Opinion de gauche

Loi sécurité - "Une abstention offensive et vigilante"- La députée de Saône et Loire, Cécile Untermaier, explique son vote

Loi sécurité - "Une abstention offensive et vigilante"- La députée de Saône et Loire, Cécile Untermaier, explique son vote

"Loi sécurité : un abstention offensive et vigilante

Reconnaissons les avancées contenues dans le projet de loi d'orientation et de programmation du ministère de l’Intérieur (LOPMI), notamment l’effort budgétaire important de 15 milliards consenti pour augmenter les effectifs (8 500 embauches sur cinq ans) et moderniser notre police afin de lutter contre une criminalité et une délinquance en pleine mutation numérique. En revanche, peu de choses sur la formation de ces futurs agents de l’État. 

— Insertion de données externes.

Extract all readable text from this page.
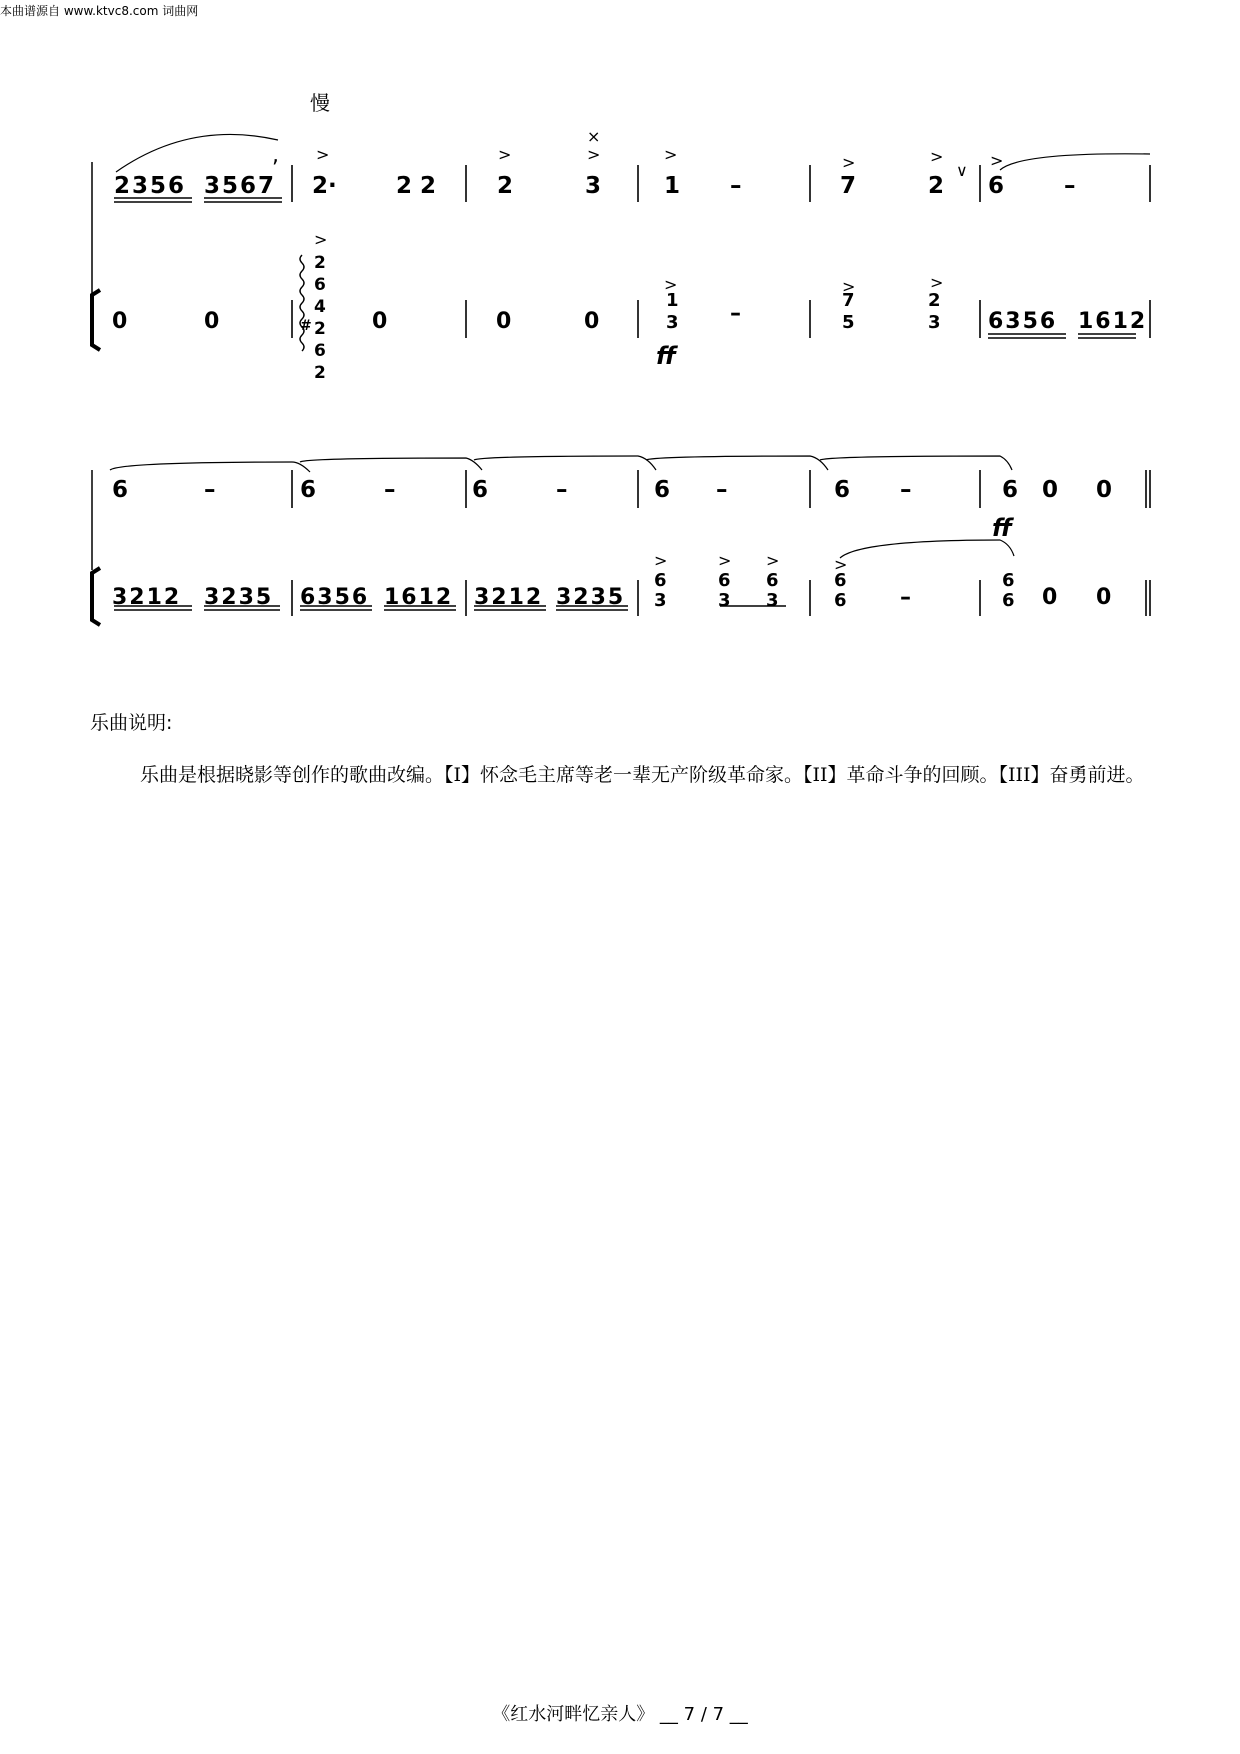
本曲谱源自 www.ktvc8.com 词曲网
慢
, >	>	>	>	>	>	>
∨
×
>	>	>
>
2356 3567 2·	2 2	2	3	1 –	7	2 6	–
0	0	0	0	0	–	6356 1612
2
6
4
2
6
2
#
1
3
7
5
2
3
ff
6	–	6	–	6	–	6 –	6 –	6 0 0
ff
3212 3235 6356 1612 3212 3235	–	0 0
6
3
6
3
6
3
6
6
6
6
>	> >	>
乐曲说明:
乐曲是根据晓影等创作的歌曲改编。【I】怀念毛主席等老一辈无产阶级革命家。【II】革命斗争的回顾。【III】奋勇前进。
《红水河畔忆亲人》 __ 7 / 7 __
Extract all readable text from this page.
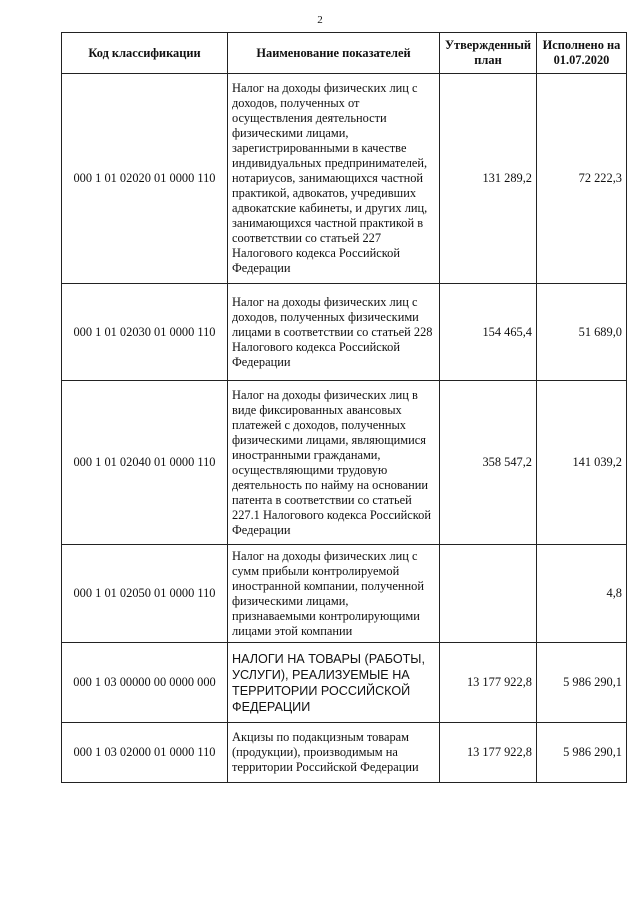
2
Код классификации	Наименование показателей	Утвержденный план	Исполнено на 01.07.2020
000 1 01 02020 01 0000 110	Налог на доходы физических лиц с доходов, полученных от осуществления деятельности физическими лицами, зарегистрированными в качестве индивидуальных предпринимателей, нотариусов, занимающихся частной практикой, адвокатов, учредивших адвокатские кабинеты, и других лиц, занимающихся частной практикой в соответствии со статьей 227 Налогового кодекса Российской Федерации	131 289,2	72 222,3
000 1 01 02030 01 0000 110	Налог на доходы физических лиц с доходов, полученных физическими лицами в соответствии со статьей 228 Налогового кодекса Российской Федерации	154 465,4	51 689,0
000 1 01 02040 01 0000 110	Налог на доходы физических лиц в виде фиксированных авансовых платежей с доходов, полученных физическими лицами, являющимися иностранными гражданами, осуществляющими трудовую деятельность по найму на основании патента в соответствии со статьей 227.1 Налогового кодекса Российской Федерации	358 547,2	141 039,2
000 1 01 02050 01 0000 110	Налог на доходы физических лиц с сумм прибыли контролируемой иностранной компании, полученной физическими лицами, признаваемыми контролирующими лицами этой компании		4,8
000 1 03 00000 00 0000 000	НАЛОГИ НА ТОВАРЫ (РАБОТЫ, УСЛУГИ), РЕАЛИЗУЕМЫЕ НА ТЕРРИТОРИИ РОССИЙСКОЙ ФЕДЕРАЦИИ	13 177 922,8	5 986 290,1
000 1 03 02000 01 0000 110	Акцизы по подакцизным товарам (продукции), производимым на территории Российской Федерации	13 177 922,8	5 986 290,1
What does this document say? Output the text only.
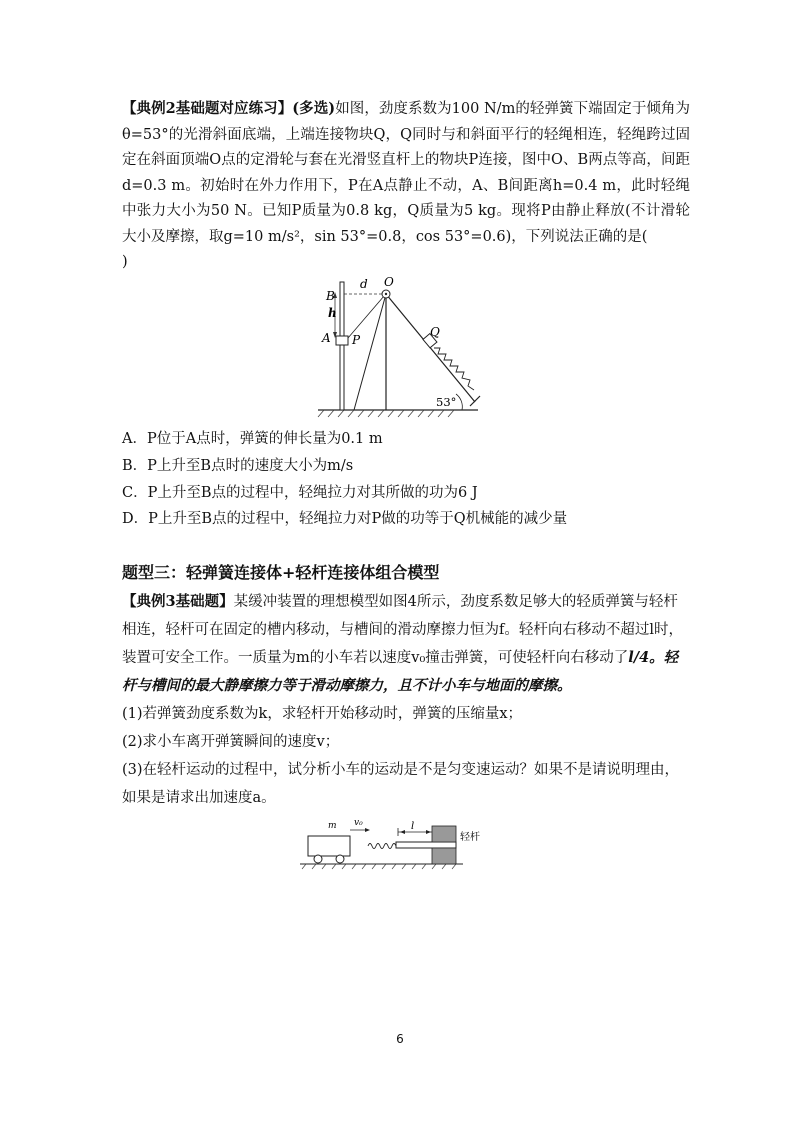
【典例2基础题对应练习】(多选)如图，劲度系数为100 N/m的轻弹簧下端固定于倾角为θ=53°的光滑斜面底端，上端连接物块Q，Q同时与和斜面平行的轻绳相连，轻绳跨过固定在斜面顶端O点的定滑轮与套在光滑竖直杆上的物块P连接，图中O、B两点等高，间距d=0.3 m。初始时在外力作用下，P在A点静止不动，A、B间距离h=0.4 m，此时轻绳中张力大小为50 N。已知P质量为0.8 kg，Q质量为5 kg。现将P由静止释放(不计滑轮大小及摩擦，取g=10 m/s²，sin 53°=0.8，cos 53°=0.6)，下列说法正确的是(
)

B
h
A P
d O
Q
53°
A．P位于A点时，弹簧的伸长量为0.1 m
B．P上升至B点时的速度大小为m/s
C．P上升至B点的过程中，轻绳拉力对其所做的功为6 J
D．P上升至B点的过程中，轻绳拉力对P做的功等于Q机械能的减少量
题型三：轻弹簧连接体+轻杆连接体组合模型

【典例3基础题】某缓冲装置的理想模型如图4所示，劲度系数足够大的轻质弹簧与轻杆相连，轻杆可在固定的槽内移动，与槽间的滑动摩擦力恒为f。轻杆向右移动不超过l时，装置可安全工作。一质量为m的小车若以速度v₀撞击弹簧，可使轻杆向右移动了l/4。轻杆与槽间的最大静摩擦力等于滑动摩擦力，且不计小车与地面的摩擦。

(1)若弹簧劲度系数为k，求轻杆开始移动时，弹簧的压缩量x；

(2)求小车离开弹簧瞬间的速度v；

(3)在轻杆运动的过程中，试分析小车的运动是不是匀变速运动？如果不是请说明理由，如果是请求出加速度a。

m v₀	l
轻杆
6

Les amendes forfaitaires délictuelles ont été vivement contestées dans nos rangs. Elles permettent aux forces de l'ordre de verbaliser, sans passage devant le juge, des infractions constitutives d'un délit selon le code pénal. Pour ma part, je considère qu'elles sont opportunes, dès lors qu'elles correspondent à des contentieux de masse, sans appréciation utile du juge. Aucune réponse pénale n'est apportée à ce jour à ces délits, faute de magistrats en nombre suffisant. Cela ne va pas régler la question des stocks et des classements sans suite dénoncés par les justiciables. 

En revanche, ce texte pose la grave question de l'indépendance de l'autorité judiciaire. Il place désormais la police judiciaire, c'est à dire les spécialistes des enquêtes décidées par le procureur ou le juge d'instruction, sous le contrôle du directeur départemental de la police nationale et du préfet. Le ministre de l'Intérieur a refusé de bouger ne serait-ce que d’un centimètre. Tout au plus, après s'être défendu de toute OPA sur le domaine de compétence du garde des Sceaux, a-t-il promis que le projet de décret portant cette importante réforme de la police nationale, serait examiné en commission des Lois avant sa publication. Nul ne s’y trompe : ni les policiers concernés bien sûr, ni les procureurs généraux, ni les avocats. Tous s’opposent à cette départementalisation de la police nationale porteuse de grands risques et de grands dangers. 

Nous avons pris acte de l’adoption en commission ou en séance d’une quinzaine des amendements que nous avons soutenus inlassablement toute la semaine dernière : confidentialité des plaintes en ligne, élargissement des possibilités de dépôt de plainte en dehors du domicile, circonstances aggravantes en cas d’outrage sexiste et sexuel, publication annuelle des chiffres des effectifs nets de la police par département, création d’un comité de déontologie présidé par une personnalité extérieure désignée par le vice-président du Conseil d'Etat... Des points importants certes, mais qui ne répondent pas à l'inquiétude de voir un procureur sous le contrôle indirect d'un préfet et ne plus pouvoir offrir la garantie de l'impartialité de l'enquête. 

Les groupes de gauche ont voté contre ce texte. Le groupe Socialistes et apparentés a voté l'abstention, à ma demande et celle de mon collègue Roger Vicot, commissaire aux Lois, faisant ainsi la part entre les crédits massifs consacrés à la sécurité et la  question constitutionnelle de l'indépendance de la Justice. Il s’agit d’une abstention offensive et vigilante, susceptible d’évoluer selon les modifications que ce texte connaîtra."